Imagination Is Not Bound In This Beautiful Waldorf Straw Bale Classroom

Categories: Homes / Dwellings

Waldorf School's follow Rudolf Steiner's philosophy and methodology, and the pedagogy emphasizes the role of imagination in learning, striving to integrate holistically the intellectual, practical, and artistic development of pupils.

Steiner's division of child development into three major stages is reflected in the schools' approach to early childhood education, which focuses on practical,hands-on activities and creative play; to elementary education, which focuses on developing artistic expression and social capacities; and to secondary education, which focuses on developing critical reasoning and empathic understanding. The overarching goal is to develop free, morally responsible, and integrated individuals equipped with a high degree of social competence. Qualitative assessments of student work are integrated into the daily life of the classroom, with quantitative testing playing a minimal role in primary education and standardized testing usually limited to that required for college entry. Individual teachers and schools have a great deal of autonomy in determining curriculum content, teaching methodology and governance.

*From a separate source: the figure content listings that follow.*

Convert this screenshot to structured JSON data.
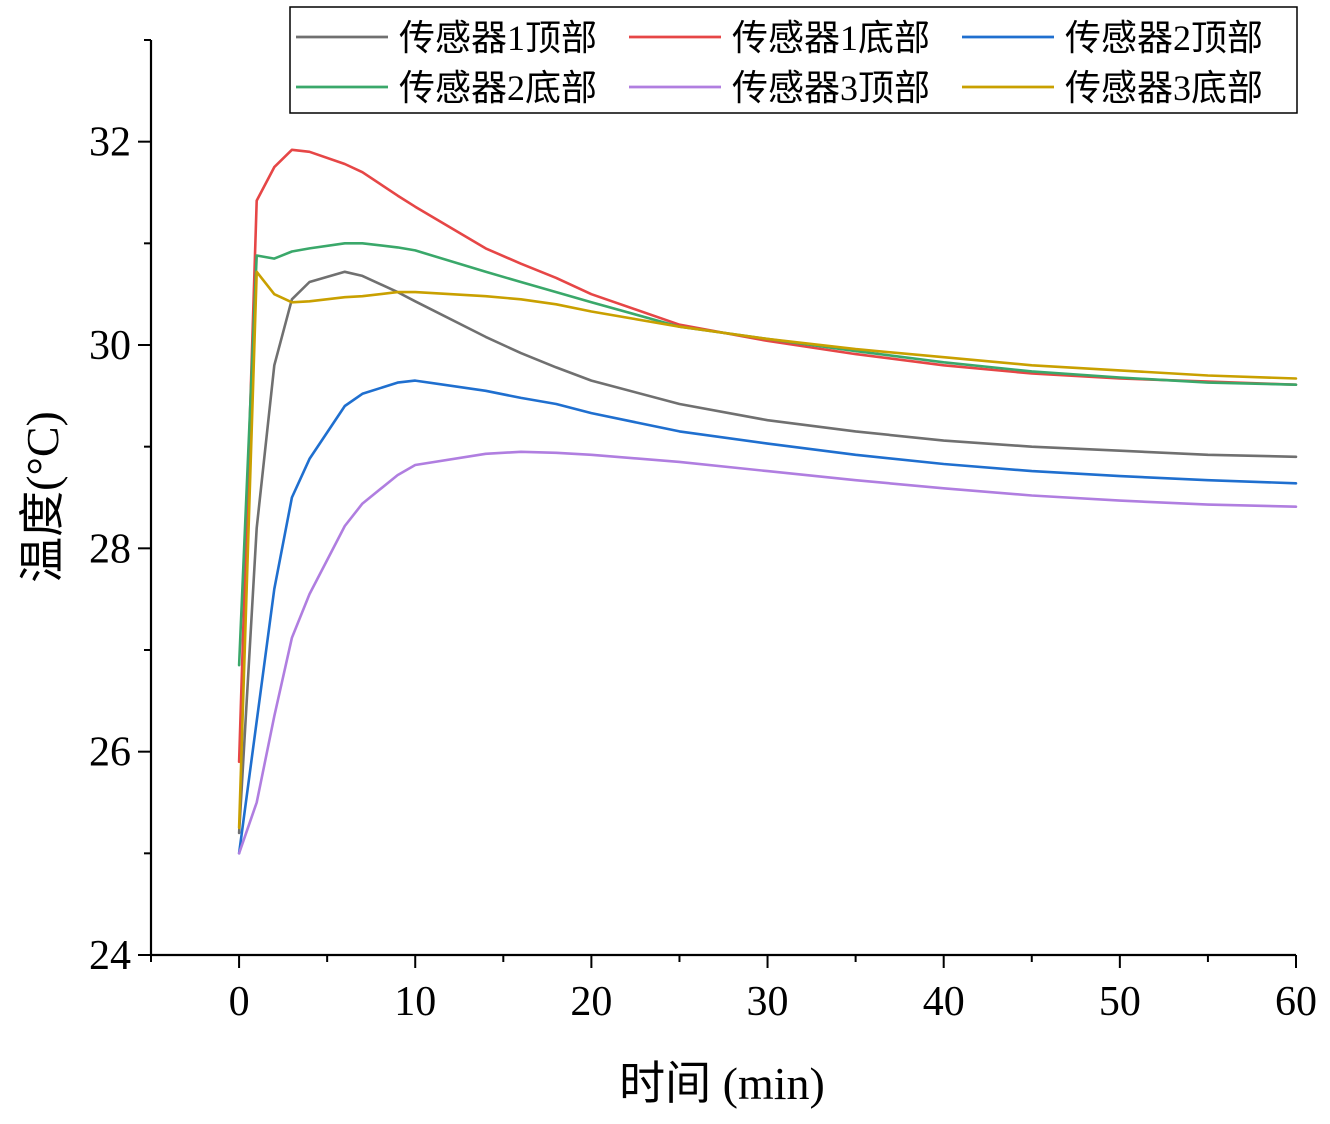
{
  "chart_data": {
    "type": "line",
    "title": "",
    "xlabel": "时间 (min)",
    "ylabel": "温度(°C)",
    "xlim": [
      -5,
      60
    ],
    "ylim": [
      24,
      33
    ],
    "xticks": [
      0,
      10,
      20,
      30,
      40,
      50,
      60
    ],
    "yticks": [
      24,
      26,
      28,
      30,
      32
    ],
    "grid": false,
    "legend_position": "top-right",
    "x": [
      0,
      1,
      2,
      3,
      4,
      6,
      7,
      9,
      10,
      14,
      16,
      18,
      20,
      25,
      30,
      35,
      40,
      45,
      50,
      55,
      60
    ],
    "series": [
      {
        "name": "传感器1顶部",
        "color": "#707070",
        "values": [
          25.2,
          28.2,
          29.8,
          30.45,
          30.62,
          30.72,
          30.68,
          30.52,
          30.43,
          30.08,
          29.92,
          29.78,
          29.65,
          29.42,
          29.26,
          29.15,
          29.06,
          29.0,
          28.96,
          28.92,
          28.9
        ]
      },
      {
        "name": "传感器1底部",
        "color": "#e64646",
        "values": [
          25.9,
          31.42,
          31.75,
          31.92,
          31.9,
          31.78,
          31.7,
          31.47,
          31.36,
          30.95,
          30.8,
          30.66,
          30.5,
          30.2,
          30.04,
          29.91,
          29.8,
          29.72,
          29.67,
          29.64,
          29.61
        ]
      },
      {
        "name": "传感器2顶部",
        "color": "#1f6fcf",
        "values": [
          25.0,
          26.3,
          27.6,
          28.5,
          28.88,
          29.4,
          29.52,
          29.63,
          29.65,
          29.55,
          29.48,
          29.42,
          29.33,
          29.15,
          29.03,
          28.92,
          28.83,
          28.76,
          28.71,
          28.67,
          28.64
        ]
      },
      {
        "name": "传感器2底部",
        "color": "#3aa86a",
        "values": [
          26.85,
          30.88,
          30.85,
          30.92,
          30.95,
          31.0,
          31.0,
          30.96,
          30.93,
          30.72,
          30.62,
          30.52,
          30.42,
          30.18,
          30.06,
          29.94,
          29.83,
          29.74,
          29.68,
          29.63,
          29.61
        ]
      },
      {
        "name": "传感器3顶部",
        "color": "#b07ee0",
        "values": [
          25.0,
          25.5,
          26.35,
          27.12,
          27.55,
          28.22,
          28.44,
          28.72,
          28.82,
          28.93,
          28.95,
          28.94,
          28.92,
          28.85,
          28.76,
          28.67,
          28.59,
          28.52,
          28.47,
          28.43,
          28.41
        ]
      },
      {
        "name": "传感器3底部",
        "color": "#c9a000",
        "values": [
          25.25,
          30.72,
          30.5,
          30.42,
          30.43,
          30.47,
          30.48,
          30.52,
          30.52,
          30.48,
          30.45,
          30.4,
          30.33,
          30.18,
          30.06,
          29.96,
          29.88,
          29.8,
          29.75,
          29.7,
          29.67
        ]
      }
    ]
  }
}
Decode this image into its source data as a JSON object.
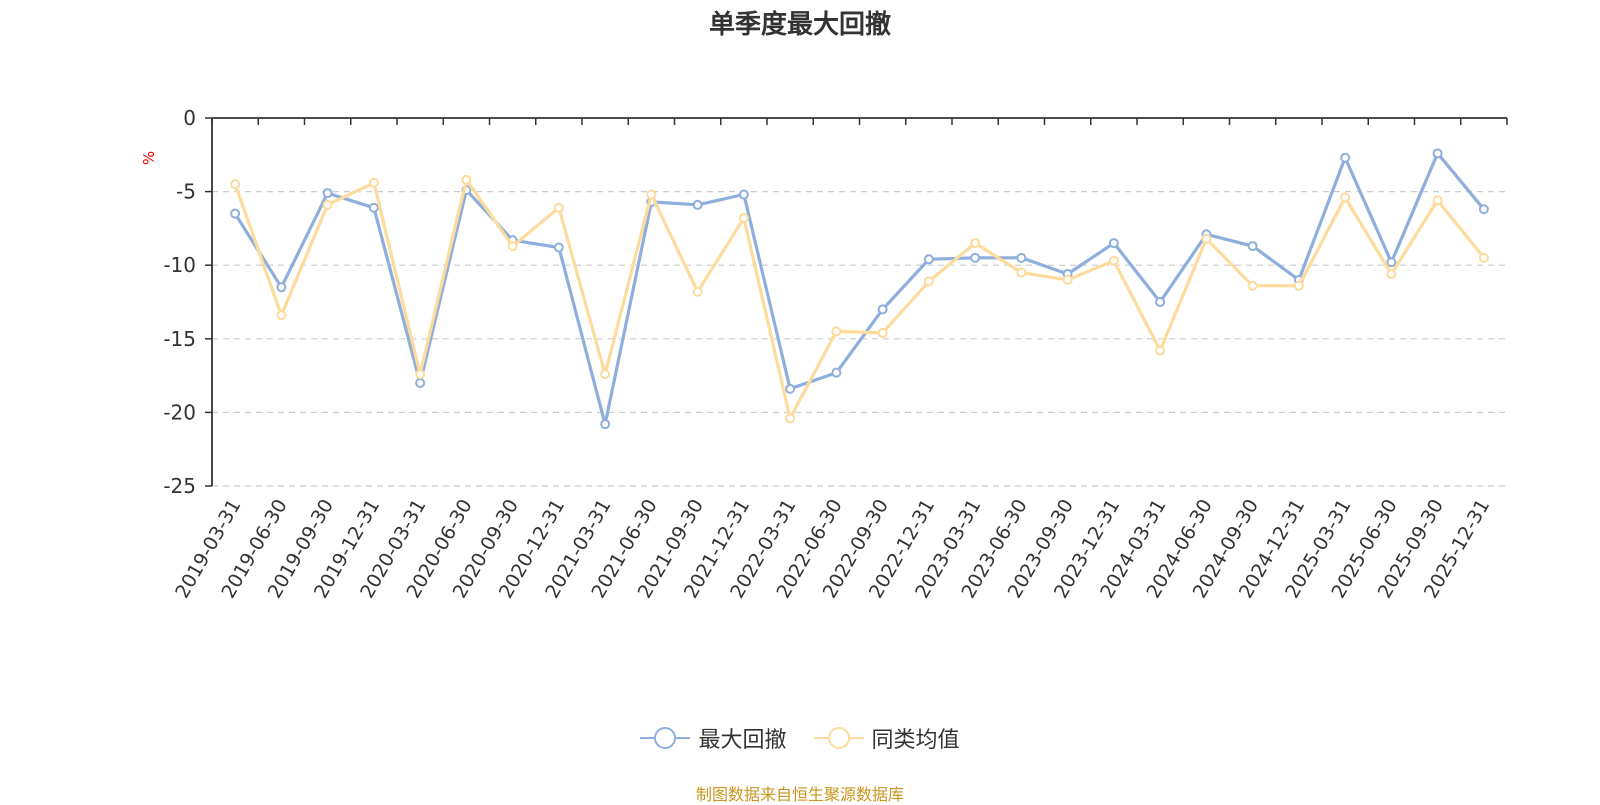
{
  "chart_data": {
    "type": "line",
    "title": "单季度最大回撤",
    "ylabel": "%",
    "ylim": [
      -25,
      0
    ],
    "yticks": [
      0,
      -5,
      -10,
      -15,
      -20,
      -25
    ],
    "grid": true,
    "legend_position": "bottom",
    "categories": [
      "2019-03-31",
      "2019-06-30",
      "2019-09-30",
      "2019-12-31",
      "2020-03-31",
      "2020-06-30",
      "2020-09-30",
      "2020-12-31",
      "2021-03-31",
      "2021-06-30",
      "2021-09-30",
      "2021-12-31",
      "2022-03-31",
      "2022-06-30",
      "2022-09-30",
      "2022-12-31",
      "2023-03-31",
      "2023-06-30",
      "2023-09-30",
      "2023-12-31",
      "2024-03-31",
      "2024-06-30",
      "2024-09-30",
      "2024-12-31",
      "2025-03-31",
      "2025-06-30",
      "2025-09-30",
      "2025-12-31"
    ],
    "series": [
      {
        "name": "最大回撤",
        "color": "#8eaedc",
        "values": [
          -6.5,
          -11.5,
          -5.1,
          -6.1,
          -18.0,
          -4.9,
          -8.3,
          -8.8,
          -20.8,
          -5.7,
          -5.9,
          -5.2,
          -18.4,
          -17.3,
          -13.0,
          -9.6,
          -9.5,
          -9.5,
          -10.6,
          -8.5,
          -12.5,
          -7.9,
          -8.7,
          -11.0,
          -2.7,
          -9.8,
          -2.4,
          -6.2
        ]
      },
      {
        "name": "同类均值",
        "color": "#fddb9c",
        "values": [
          -4.5,
          -13.4,
          -5.9,
          -4.4,
          -17.4,
          -4.2,
          -8.7,
          -6.1,
          -17.4,
          -5.2,
          -11.8,
          -6.8,
          -20.4,
          -14.5,
          -14.6,
          -11.1,
          -8.5,
          -10.5,
          -11.0,
          -9.7,
          -15.8,
          -8.2,
          -11.4,
          -11.4,
          -5.4,
          -10.6,
          -5.6,
          -9.5
        ]
      }
    ]
  },
  "axis_colors": {
    "axis": "#333333",
    "grid": "#cccccc",
    "unit": "#ff0000"
  },
  "source_text": "制图数据来自恒生聚源数据库",
  "source_color": "#c8961e"
}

Like a cottage straight out of a fairy tale, the Tecilli Classroom in Cuernavaca, México is a beautiful, dreamy space designed to inspire the young minds who attend. The Waldorf preschool classroom was built over an 8 week period with the help of community members who used sustainable materials and strategies to help reduce the school's carbon footprint and generate a positive impact. Designed by Laboratorio Arquitectura Básica Mx, the strawbale classroom makes use of locally-sourced agricultural waste straw, daylighting and other natural materials to create a charming space in which to learn.

“Tecilli” means butterfly cocoon in Nahuatl, and the classroom is meant to be a cocoon in which to nurture the children who come to school there. When plans for the school were just beginning, the teacher asked for it to be like a fairy tale room with arches and curves, niches and colorful walls. With the chosen method of construction, strawbale, the arches, curves and an organic feel were easily achieved. Nooks for storage, peep-hole windows and decorated walls were all incorporated into the room.

The main building material, strawbales, were made from locally-sourced agricultural waste straw. Using strawbales from local sources prevents the burning of the material and resulting CO2 emissions into the atmosphere, and it also eliminates the use of costly building materials and energy consumption. Inside the preschool, natural daylighting and ventilation create a healthy and vibrant space in which to learn, plus they help reduce energy use. Additionally the super thick strawbale walls, which are covered with local clay, give thermal and acoustic insulation. The walls are coated with a clay plaster and a natural earthen / lime paint mixture, which in some areas was sculpted into decorative shapes.